Saturday, July 14, 2007

Opinion (Robert Scheer): Coddling Pakistan


Above: The headquarters of the A. Q. Khan Research Laboratories in Kahuta, Pakistan, where Dr. Khan (left) developed Pakistan's nuclear weapons, became the center of a global nuclear trading network, beginning in the 1980s.

AS IRAQ continues to disintegrate, and our top generals and in-country ambassador predict that U.S. troops will need to die there for decades in order to prevent a full-scale regional bloodbath, it is important to recall the reasons why we got into this mess. The marker of what will go down in history as "Bush's folly" is that this idiot of a president invaded a country that had absolutely nothing to do with terrorists attacks on the United States on 9/11 or threatening America with WMD while coddling the military junta in Pakistan, which was guilty on both counts.

(For newspaper editors inclined to strike my reference in this syndicated column to our "idiot president" as excessively pejorative, I refer them to one definition of "idiot" in Webster's New Riverside University Dictionary: "being unable to guard against common dangers and being incapable of learning connected speech.")

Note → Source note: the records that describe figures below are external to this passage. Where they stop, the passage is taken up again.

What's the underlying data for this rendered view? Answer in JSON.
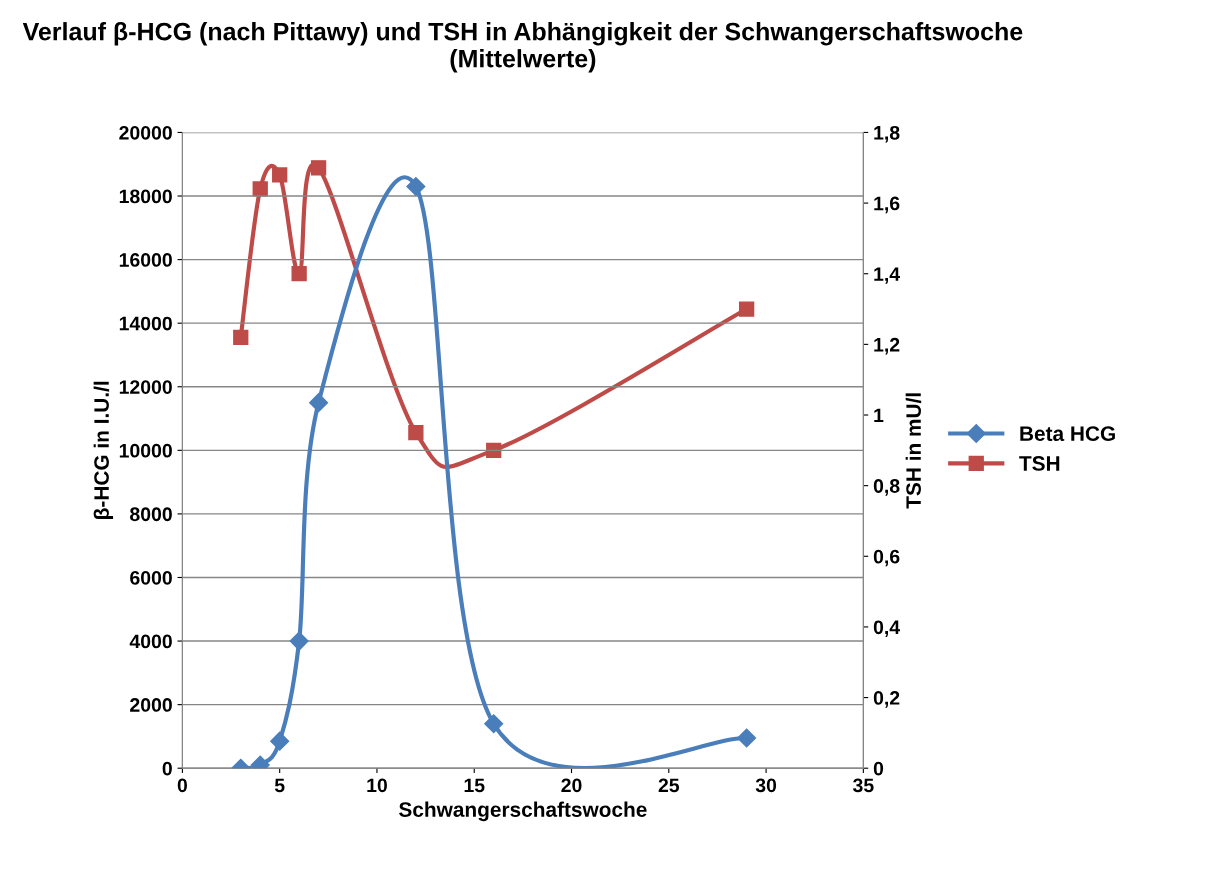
{
  "chart_data": {
    "type": "line",
    "title": "Verlauf β-HCG (nach Pittawy) und TSH in Abhängigkeit der Schwangerschaftswoche (Mittelwerte)",
    "xlabel": "Schwangerschaftswoche",
    "ylabel": "β-HCG in I.U./l",
    "y2label": "TSH in mU/l",
    "series": [
      {
        "name": "Beta HCG",
        "color": "#4a7ebb",
        "marker": "diamond",
        "x": [
          3,
          4,
          5,
          6,
          7,
          12,
          16,
          29
        ],
        "values": [
          0,
          100,
          850,
          4000,
          11500,
          18300,
          1400,
          950
        ]
      },
      {
        "name": "TSH",
        "color": "#be4b48",
        "marker": "square",
        "axis": "y2",
        "x": [
          3,
          4,
          5,
          6,
          7,
          12,
          16,
          29
        ],
        "values": [
          1.22,
          1.64,
          1.68,
          1.4,
          1.7,
          0.95,
          0.9,
          1.3
        ]
      }
    ],
    "xlim": [
      0,
      35
    ],
    "xticks": [
      0,
      5,
      10,
      15,
      20,
      25,
      30,
      35
    ],
    "ylim": [
      0,
      20000
    ],
    "yticks": [
      0,
      2000,
      4000,
      6000,
      8000,
      10000,
      12000,
      14000,
      16000,
      18000,
      20000
    ],
    "y2lim": [
      0,
      1.8
    ],
    "y2ticks": [
      0,
      {
        "value": 0.2,
        "label": "0,2"
      },
      {
        "value": 0.4,
        "label": "0,4"
      },
      {
        "value": 0.6,
        "label": "0,6"
      },
      {
        "value": 0.8,
        "label": "0,8"
      },
      1,
      {
        "value": 1.2,
        "label": "1,2"
      },
      {
        "value": 1.4,
        "label": "1,4"
      },
      {
        "value": 1.6,
        "label": "1,6"
      },
      {
        "value": 1.8,
        "label": "1,8"
      }
    ],
    "grid": "y",
    "legend": "right",
    "line_style": "solid"
  }
}
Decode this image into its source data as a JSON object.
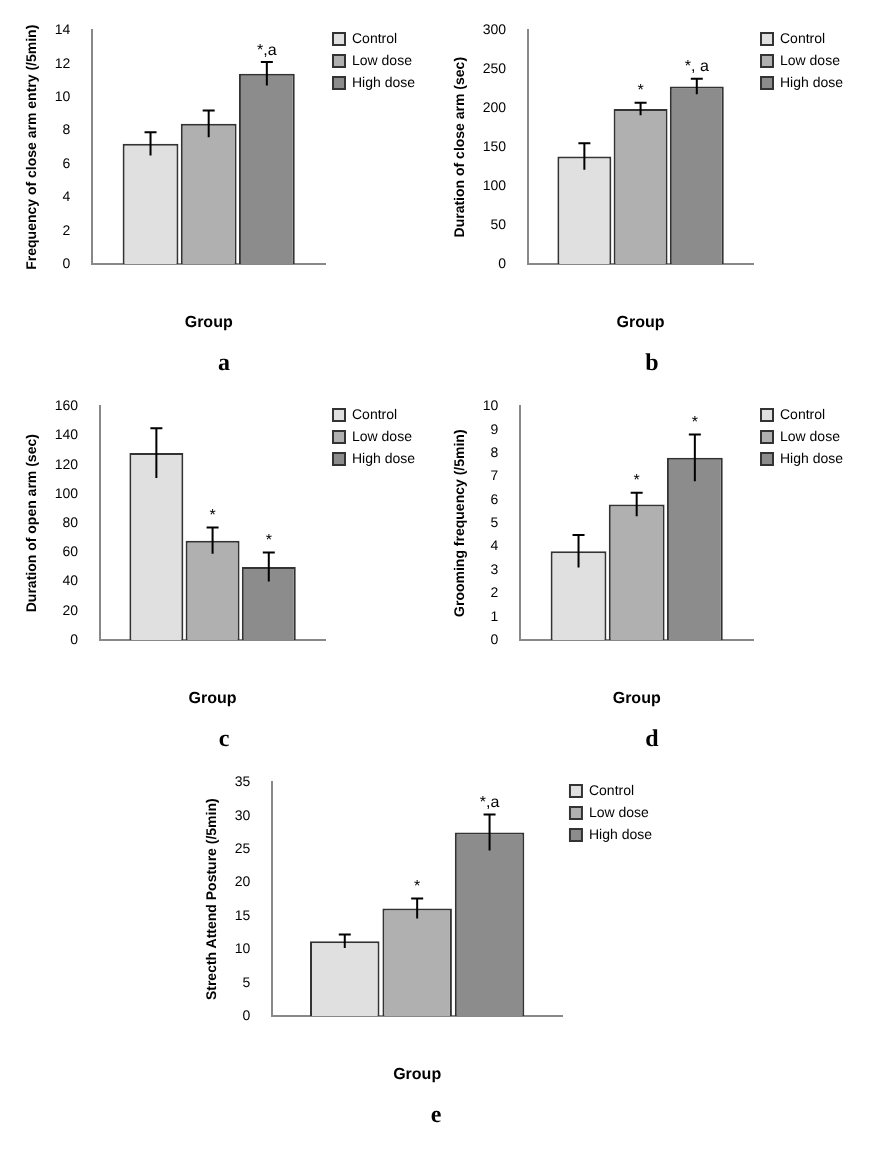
{
  "chart_data": [
    {
      "type": "bar",
      "categories": [
        null
      ],
      "xlabel": "Group",
      "ylabel": "Frequency of close arm entry (/5min)",
      "ylim": [
        0,
        14
      ],
      "yticks": [
        0,
        2,
        4,
        6,
        8,
        10,
        12,
        14
      ],
      "legend": "top right",
      "annotations": [
        "a"
      ],
      "series": [
        {
          "name": "Control",
          "color": "#e0e0e0",
          "values": [
            7.2
          ],
          "errors": [
            0.7
          ]
        },
        {
          "name": "Low dose",
          "color": "#b0b0b0",
          "values": [
            8.4
          ],
          "errors": [
            0.8
          ]
        },
        {
          "name": "High dose",
          "color": "#8c8c8c",
          "values": [
            11.4
          ],
          "errors": [
            0.7
          ],
          "value_labels": [
            "*,a"
          ]
        }
      ]
    },
    {
      "type": "bar",
      "categories": [
        null
      ],
      "xlabel": "Group",
      "ylabel": "Duration of close arm (sec)",
      "ylim": [
        0,
        300
      ],
      "yticks": [
        0,
        50,
        100,
        150,
        200,
        250,
        300
      ],
      "legend": "top right",
      "annotations": [
        "b"
      ],
      "series": [
        {
          "name": "Control",
          "color": "#e0e0e0",
          "values": [
            138
          ],
          "errors": [
            17
          ]
        },
        {
          "name": "Low dose",
          "color": "#b0b0b0",
          "values": [
            199
          ],
          "errors": [
            8
          ],
          "value_labels": [
            "*"
          ]
        },
        {
          "name": "High dose",
          "color": "#8c8c8c",
          "values": [
            228
          ],
          "errors": [
            10
          ],
          "value_labels": [
            "*, a"
          ]
        }
      ]
    },
    {
      "type": "bar",
      "categories": [
        null
      ],
      "xlabel": "Group",
      "ylabel": "Duration of open arm (sec)",
      "ylim": [
        0,
        160
      ],
      "yticks": [
        0,
        20,
        40,
        60,
        80,
        100,
        120,
        140,
        160
      ],
      "legend": "top right",
      "annotations": [
        "c"
      ],
      "series": [
        {
          "name": "Control",
          "color": "#e0e0e0",
          "values": [
            128
          ],
          "errors": [
            17
          ]
        },
        {
          "name": "Low dose",
          "color": "#b0b0b0",
          "values": [
            68
          ],
          "errors": [
            9
          ],
          "value_labels": [
            "*"
          ]
        },
        {
          "name": "High dose",
          "color": "#8c8c8c",
          "values": [
            50
          ],
          "errors": [
            10
          ],
          "value_labels": [
            "*"
          ]
        }
      ]
    },
    {
      "type": "bar",
      "categories": [
        null
      ],
      "xlabel": "Group",
      "ylabel": "Grooming frequency (/5min)",
      "ylim": [
        0,
        10
      ],
      "yticks": [
        0,
        1,
        2,
        3,
        4,
        5,
        6,
        7,
        8,
        9,
        10
      ],
      "legend": "top right",
      "annotations": [
        "d"
      ],
      "series": [
        {
          "name": "Control",
          "color": "#e0e0e0",
          "values": [
            3.8
          ],
          "errors": [
            0.7
          ]
        },
        {
          "name": "Low dose",
          "color": "#b0b0b0",
          "values": [
            5.8
          ],
          "errors": [
            0.5
          ],
          "value_labels": [
            "*"
          ]
        },
        {
          "name": "High dose",
          "color": "#8c8c8c",
          "values": [
            7.8
          ],
          "errors": [
            1.0
          ],
          "value_labels": [
            "*"
          ]
        }
      ]
    },
    {
      "type": "bar",
      "categories": [
        null
      ],
      "xlabel": "Group",
      "ylabel": "Strecth Attend Posture (/5min)",
      "ylim": [
        0,
        35
      ],
      "yticks": [
        0,
        5,
        10,
        15,
        20,
        25,
        30,
        35
      ],
      "legend": "top right",
      "annotations": [
        "e"
      ],
      "series": [
        {
          "name": "Control",
          "color": "#e0e0e0",
          "values": [
            11.2
          ],
          "errors": [
            1.0
          ]
        },
        {
          "name": "Low dose",
          "color": "#b0b0b0",
          "values": [
            16.1
          ],
          "errors": [
            1.5
          ],
          "value_labels": [
            "*"
          ]
        },
        {
          "name": "High dose",
          "color": "#8c8c8c",
          "values": [
            27.5
          ],
          "errors": [
            2.7
          ],
          "value_labels": [
            "*,a"
          ]
        }
      ]
    }
  ]
}
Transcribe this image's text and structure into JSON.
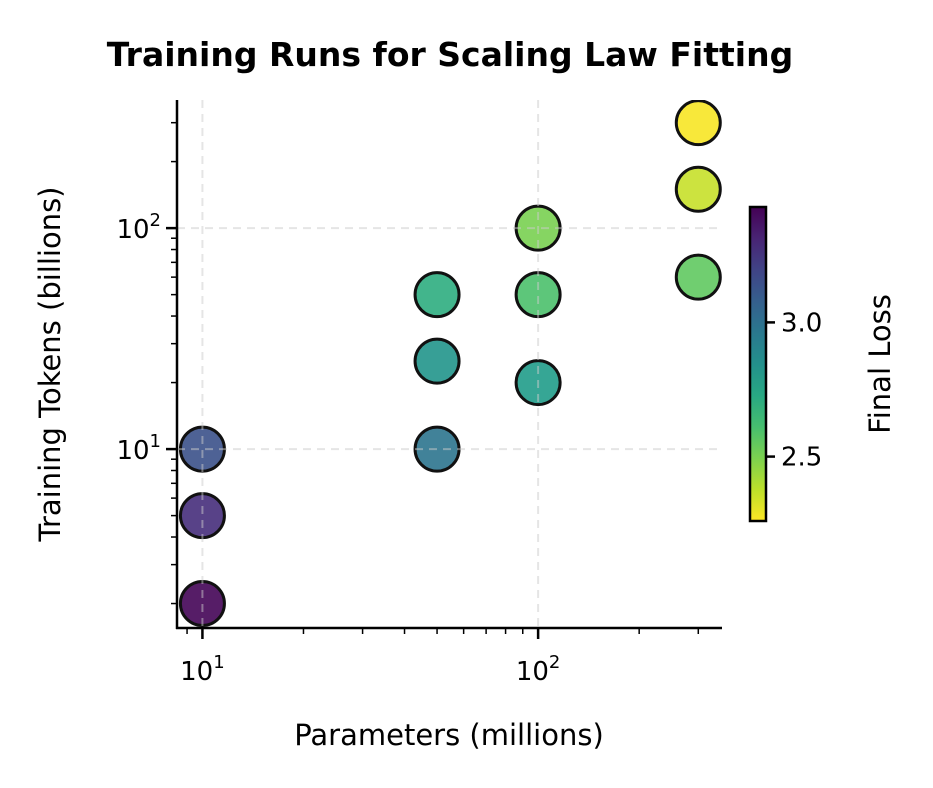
{
  "chart_data": {
    "type": "scatter",
    "title": "Training Runs for Scaling Law Fitting",
    "xlabel": "Parameters (millions)",
    "ylabel": "Training Tokens (billions)",
    "xscale": "log",
    "yscale": "log",
    "xlim": [
      8.4,
      353
    ],
    "ylim": [
      1.55,
      380
    ],
    "x_ticks": [
      {
        "value": 10,
        "base": "10",
        "exp": "1"
      },
      {
        "value": 100,
        "base": "10",
        "exp": "2"
      }
    ],
    "y_ticks": [
      {
        "value": 10,
        "base": "10",
        "exp": "1"
      },
      {
        "value": 100,
        "base": "10",
        "exp": "2"
      }
    ],
    "grid": true,
    "colorbar": {
      "label": "Final Loss",
      "colormap": "viridis_r",
      "range": [
        2.26,
        3.43
      ],
      "ticks": [
        {
          "value": 2.5,
          "label": "2.5"
        },
        {
          "value": 3.0,
          "label": "3.0"
        }
      ]
    },
    "points": [
      {
        "x": 10,
        "y": 2,
        "loss": 3.42
      },
      {
        "x": 10,
        "y": 5,
        "loss": 3.28
      },
      {
        "x": 10,
        "y": 10,
        "loss": 3.14
      },
      {
        "x": 50,
        "y": 10,
        "loss": 2.98
      },
      {
        "x": 50,
        "y": 25,
        "loss": 2.82
      },
      {
        "x": 50,
        "y": 50,
        "loss": 2.7
      },
      {
        "x": 100,
        "y": 20,
        "loss": 2.79
      },
      {
        "x": 100,
        "y": 50,
        "loss": 2.6
      },
      {
        "x": 100,
        "y": 100,
        "loss": 2.5
      },
      {
        "x": 300,
        "y": 60,
        "loss": 2.55
      },
      {
        "x": 300,
        "y": 150,
        "loss": 2.36
      },
      {
        "x": 300,
        "y": 300,
        "loss": 2.27
      }
    ]
  }
}
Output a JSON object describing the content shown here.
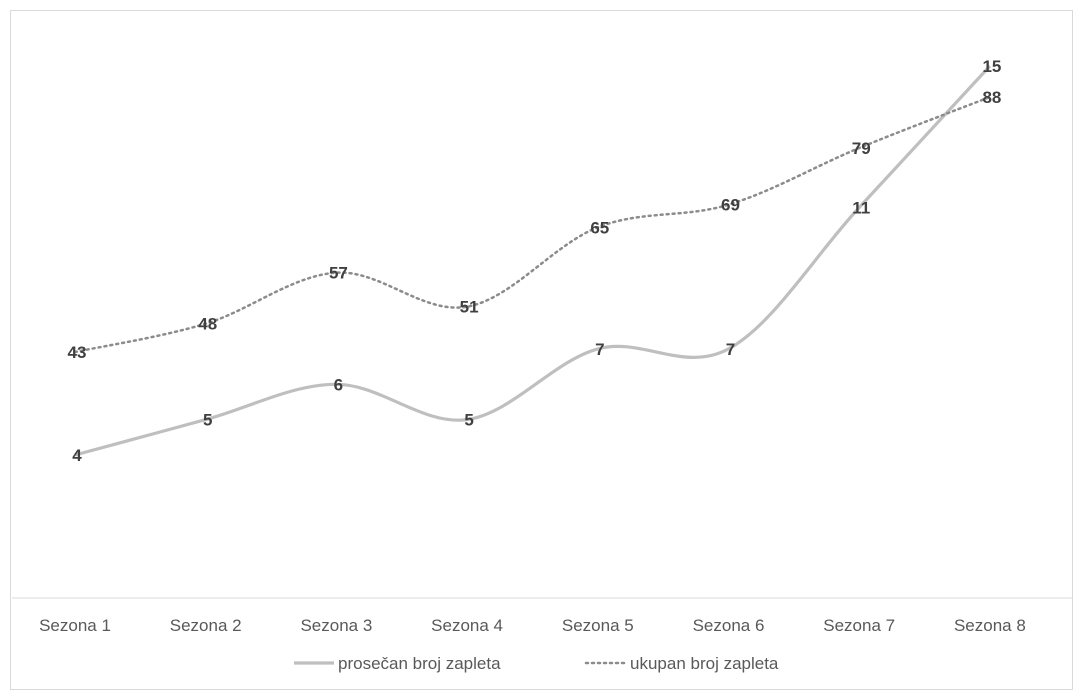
{
  "chart_data": {
    "type": "line",
    "categories": [
      "Sezona 1",
      "Sezona 2",
      "Sezona 3",
      "Sezona 4",
      "Sezona 5",
      "Sezona 6",
      "Sezona 7",
      "Sezona 8"
    ],
    "series": [
      {
        "name": "prosečan broj zapleta",
        "values": [
          4,
          5,
          6,
          5,
          7,
          7,
          11,
          15
        ],
        "color": "#bfbfbf",
        "style": "solid",
        "smooth": true
      },
      {
        "name": "ukupan broj zapleta",
        "values": [
          43,
          48,
          57,
          51,
          65,
          69,
          79,
          88
        ],
        "color": "#8c8c8c",
        "style": "dotted",
        "smooth": true
      }
    ],
    "title": "",
    "xlabel": "",
    "ylabel": "",
    "data_labels": true,
    "grid": false,
    "legend_position": "bottom",
    "value_axis_shown": false
  },
  "colors": {
    "axis": "#d9d9d9",
    "label_text": "#404040",
    "tick_text": "#595959"
  }
}
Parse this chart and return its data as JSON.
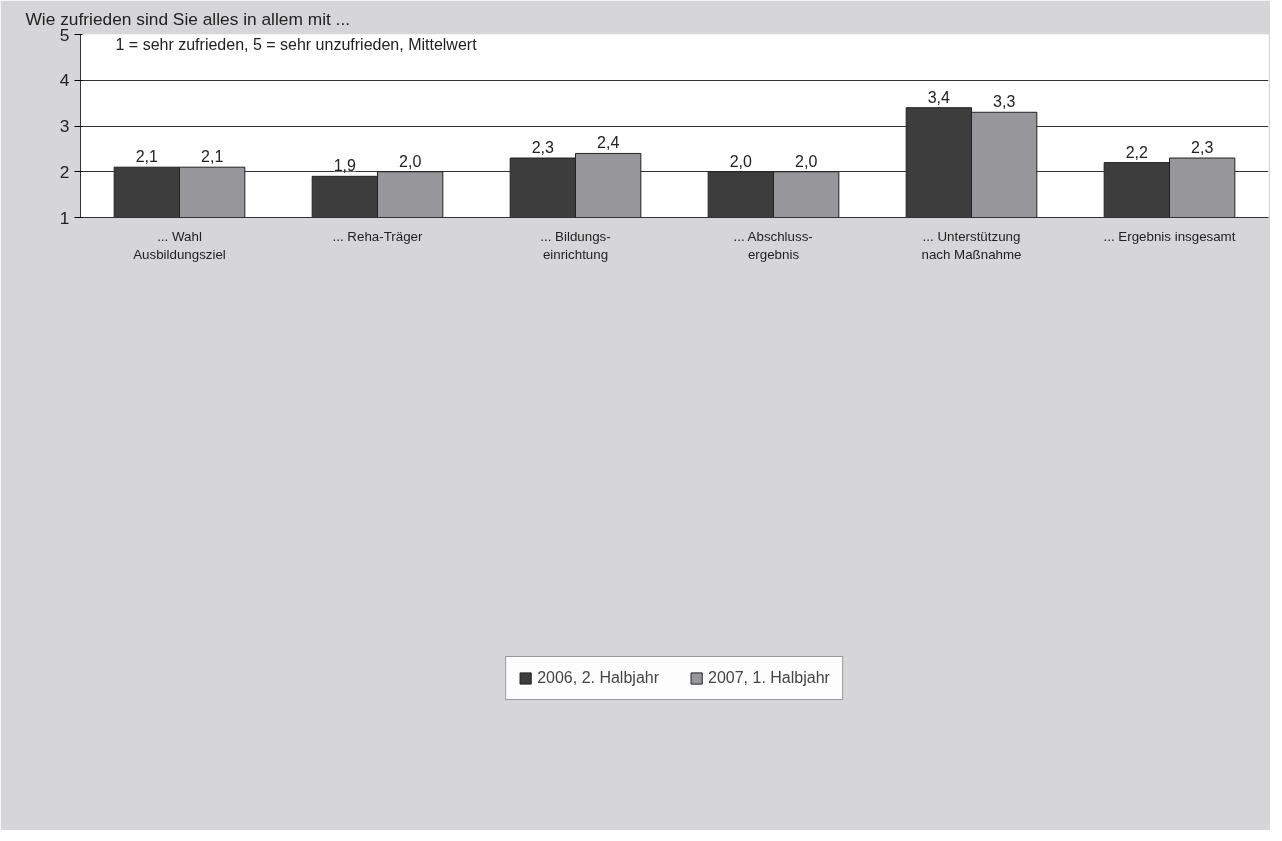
{
  "chart_data": {
    "type": "bar",
    "title": "Wie zufrieden sind Sie alles in allem mit ...",
    "annotations": [
      "1 = sehr zufrieden, 5 = sehr unzufrieden, Mittelwert"
    ],
    "categories": [
      "... Wahl\nAusbildungsziel",
      "... Reha-Träger",
      "... Bildungs-\neinrichtung",
      "... Abschluss-\nergebnis",
      "... Unterstützung\nnach Maßnahme",
      "... Ergebnis insgesamt"
    ],
    "series": [
      {
        "name": "2006, 2. Halbjahr",
        "color": "#3d3d3d",
        "values": [
          2.1,
          1.9,
          2.3,
          2.0,
          3.4,
          2.2
        ],
        "value_labels": [
          "2,1",
          "1,9",
          "2,3",
          "2,0",
          "3,4",
          "2,2"
        ]
      },
      {
        "name": "2007, 1. Halbjahr",
        "color": "#97979b",
        "values": [
          2.1,
          2.0,
          2.4,
          2.0,
          3.3,
          2.3
        ],
        "value_labels": [
          "2,1",
          "2,0",
          "2,4",
          "2,0",
          "3,3",
          "2,3"
        ]
      }
    ],
    "ylim": [
      1,
      5
    ],
    "yticks": [
      1,
      2,
      3,
      4,
      5
    ],
    "grid": "y",
    "legend": "bottom"
  }
}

Two news stories this week underscore the extreme irrationality and utter moral depravity of the Bush administration in exploiting the 9/11 attack to justify the invasion of Iraq. They both concern Pakistan, the close ally of the Taliban government in Afghanistan when it hosted Osama bin Laden and his al Qaeda terrorist network. And, as opposed to Iraq, Pakistan did have WMDs and facilitated their proliferation to "rogue nations." Both examples provide damning evidence that President Bush cared not a whit about WMDs or about preventing another 9/11 attack, because the danger of both existed in Pakistan, which he befriended -- rather than in Iraq, which he invaded.